Letting the customer see, first hand what services are needed can substantially improve the chances of selling service work. That's why service-drive vehicle walk-arounds are effective.
In most cases, the only time the customer is face to face with the service advisor is when the vehicle is brought in for service. This is probably the only time the customer will actually be able to physically see what services are actually needed and that's why the service walk around is so important.
The walk around is the one chance the service advisor has to point out needed service work and show the customer first hand what's needed. In order to take advantage of selling service while the advisor is face to face with the customer, the walk around should be as comprehensive as possible.
One of the best ways to ensure that the walk around is as thorough is to create a checklist. That should be part of the process for customer handling on the service drive.
The basic concept is to let the customer know first-hand what service work is needed. Selling needed service work on the drive, with the customer present, can increase the likelihood of an up sell.
When a customer has a specific concern, in most cases the technician needs to diagnose the concern. The service advisor quotes a diagnosis charge, notes the concern on the repair order and the repair is then up sold once the diagnosis is complete.
When the advisor performs a walk-around, they're looking for additional service work that's unrelated to the customers concern. Ideas for the walk-around checklist need to be simple, fast and easily performed on the service drive. With this in mind, some ideas for the walk around checklist may include
- Tire depth
- Fluid condition
- Fluid leaks
- Paint and body work
- Battery and alternator
- Tire wear
- Belts and hoses
- Wiper blades
All these issues allow the customer to touch, feel, and smell or see what service work is actually needed. Tire depth and wear issues can lead to an up sell of tires, alignment and shocks. A battery tester can be easily be used to check the condition of the battery and alternator.
For fluid conditions, show the customer what clean fluids look like compared to their dirty fluids. Put different clean fluids in a small glass vile as a sample for comparison. Suggest a fluid replacement service or a fluid flush.

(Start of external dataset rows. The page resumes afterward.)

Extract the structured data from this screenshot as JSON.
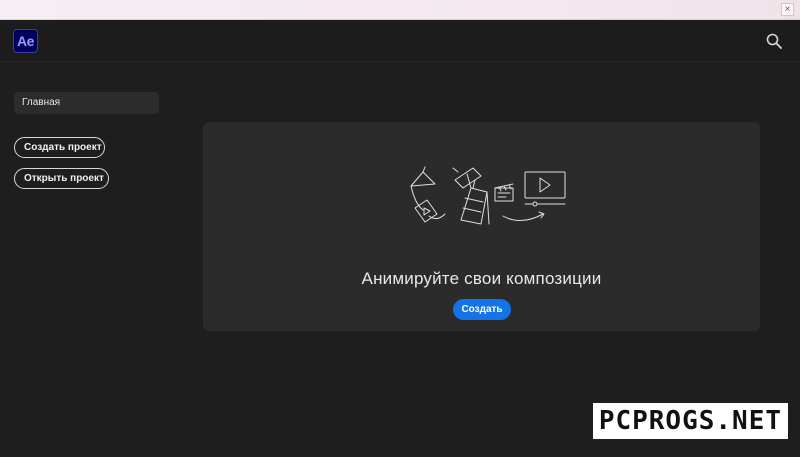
{
  "window": {
    "close_glyph": "×"
  },
  "appbar": {
    "logo_text": "Ae",
    "search_icon": "search-icon"
  },
  "sidebar": {
    "home_label": "Главная",
    "new_project_label": "Создать проект",
    "open_project_label": "Открыть проект"
  },
  "main": {
    "illustration_icon": "animation-illustration",
    "headline": "Анимируйте свои композиции",
    "create_label": "Создать"
  },
  "watermark": {
    "text": "PCPROGS.NET"
  },
  "colors": {
    "accent": "#1473e6",
    "logo_bg": "#00005b",
    "logo_fg": "#9999ff"
  }
}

Some of these issues may require further diagnosis. That's fine. The important thing is that the customer realizes, without a doubt, that the concerns raised by the service advisor are verified and valid.
If the service drive is extremely busy, the advisors may be more reluctant to do a thorough walk-around. If the service department uses a service advisor assistant or a service greeter, let them help with the walk around.
Arm the assistant or greeter with a walk-around checklist, battery tester and tire depth gauge.
After the checklist is completed, the assistant can report any needed service to the advisor. The advisor can then communicate any findings with their customer and show them what's needed.
Utilizing an assistant will also give the advisors more time to concentrate on other important tasks like reviewing vehicle history. It will also allow the advisors more time to review the customers concerns and up selling additional work.
With the decrease of retail service traffic in many dealerships these days, it's important to be as efficient as possible with the customers that we do get in the service drive. A comprehensive and thorough walk-around is one great method to increase parts and labor sales per repair order.